Collaboration is sometimes referred to as teamwork. I once had to give a talk on teamwork
which I titled “There is no 'I' in TEAM.” The concept of a collaborative team is often
misrepresented. I have heard surgeons say, “I have a great team” when what they really
mean is “I have all these people working for me who do things exactly as I want them.”

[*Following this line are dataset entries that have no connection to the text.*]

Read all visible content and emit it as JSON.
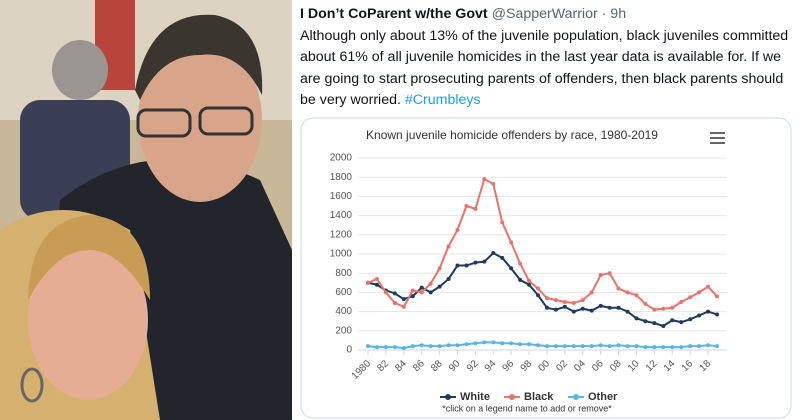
{
  "tweet": {
    "author": "I Don’t CoParent w/the Govt",
    "handle": "@SapperWarrior",
    "time": "· 9h",
    "text": "Although only about 13% of the juvenile population, black juveniles committed about 61% of all juvenile homicides in the last year data is available for. If we are going to start prosecuting parents of offenders, then black parents should be very worried.",
    "hashtag": "#Crumbleys"
  },
  "chart_data": {
    "type": "line",
    "title": "Known juvenile homicide offenders by race, 1980-2019",
    "x": [
      1980,
      1981,
      1982,
      1983,
      1984,
      1985,
      1986,
      1987,
      1988,
      1989,
      1990,
      1991,
      1992,
      1993,
      1994,
      1995,
      1996,
      1997,
      1998,
      1999,
      2000,
      2001,
      2002,
      2003,
      2004,
      2005,
      2006,
      2007,
      2008,
      2009,
      2010,
      2011,
      2012,
      2013,
      2014,
      2015,
      2016,
      2017,
      2018,
      2019
    ],
    "series": [
      {
        "name": "White",
        "color": "#1f3a5f",
        "values": [
          700,
          680,
          620,
          590,
          530,
          560,
          650,
          600,
          660,
          740,
          880,
          880,
          910,
          920,
          1010,
          960,
          850,
          730,
          680,
          570,
          440,
          420,
          450,
          400,
          430,
          410,
          460,
          440,
          440,
          400,
          330,
          300,
          280,
          250,
          310,
          290,
          320,
          360,
          400,
          370
        ]
      },
      {
        "name": "Black",
        "color": "#e8736c",
        "values": [
          700,
          740,
          600,
          490,
          450,
          620,
          600,
          690,
          850,
          1080,
          1250,
          1500,
          1470,
          1780,
          1730,
          1330,
          1120,
          900,
          720,
          640,
          540,
          520,
          500,
          490,
          520,
          600,
          780,
          800,
          640,
          600,
          570,
          480,
          420,
          430,
          440,
          500,
          550,
          600,
          660,
          560
        ]
      },
      {
        "name": "Other",
        "color": "#5ab4e5",
        "values": [
          40,
          30,
          30,
          30,
          20,
          40,
          50,
          40,
          40,
          50,
          50,
          60,
          70,
          80,
          80,
          70,
          70,
          60,
          60,
          50,
          40,
          40,
          40,
          40,
          40,
          40,
          50,
          40,
          50,
          40,
          40,
          30,
          30,
          30,
          30,
          30,
          40,
          40,
          50,
          40
        ]
      }
    ],
    "xlim": [
      1980,
      2019
    ],
    "xticks": [
      1980,
      {
        "value": 1982,
        "label": "82"
      },
      {
        "value": 1984,
        "label": "84"
      },
      {
        "value": 1986,
        "label": "86"
      },
      {
        "value": 1988,
        "label": "88"
      },
      {
        "value": 1990,
        "label": "90"
      },
      {
        "value": 1992,
        "label": "92"
      },
      {
        "value": 1994,
        "label": "94"
      },
      {
        "value": 1996,
        "label": "96"
      },
      {
        "value": 1998,
        "label": "98"
      },
      {
        "value": 2000,
        "label": "00"
      },
      {
        "value": 2002,
        "label": "02"
      },
      {
        "value": 2004,
        "label": "04"
      },
      {
        "value": 2006,
        "label": "06"
      },
      {
        "value": 2008,
        "label": "08"
      },
      {
        "value": 2010,
        "label": "10"
      },
      {
        "value": 2012,
        "label": "12"
      },
      {
        "value": 2014,
        "label": "14"
      },
      {
        "value": 2016,
        "label": "16"
      },
      {
        "value": 2018,
        "label": "18"
      }
    ],
    "ylim": [
      0,
      2000
    ],
    "yticks": [
      0,
      200,
      400,
      600,
      800,
      1000,
      1200,
      1400,
      1600,
      1800,
      2000
    ],
    "grid": true,
    "note": "*click on a legend name to add or remove*"
  }
}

Now while there is a place for such a team to improve efficiency, the real concept
of a team is to accomplish together what no one individual on the team could do alone
and there is evidence to show that multidisciplinary teams make fewer errors, are
more patient-centered, and more efficient than monodisciplinary teams.[16]
[17] The exchange of ideas and techniques fosters innovation and advance. Playing in
a collaborative team sometimes means compromise, standing back, and letting someone
else do something that you think you could do yourself. As surgeons, we are not very
good at that. However, as I have experienced over my career, it pays off hugely.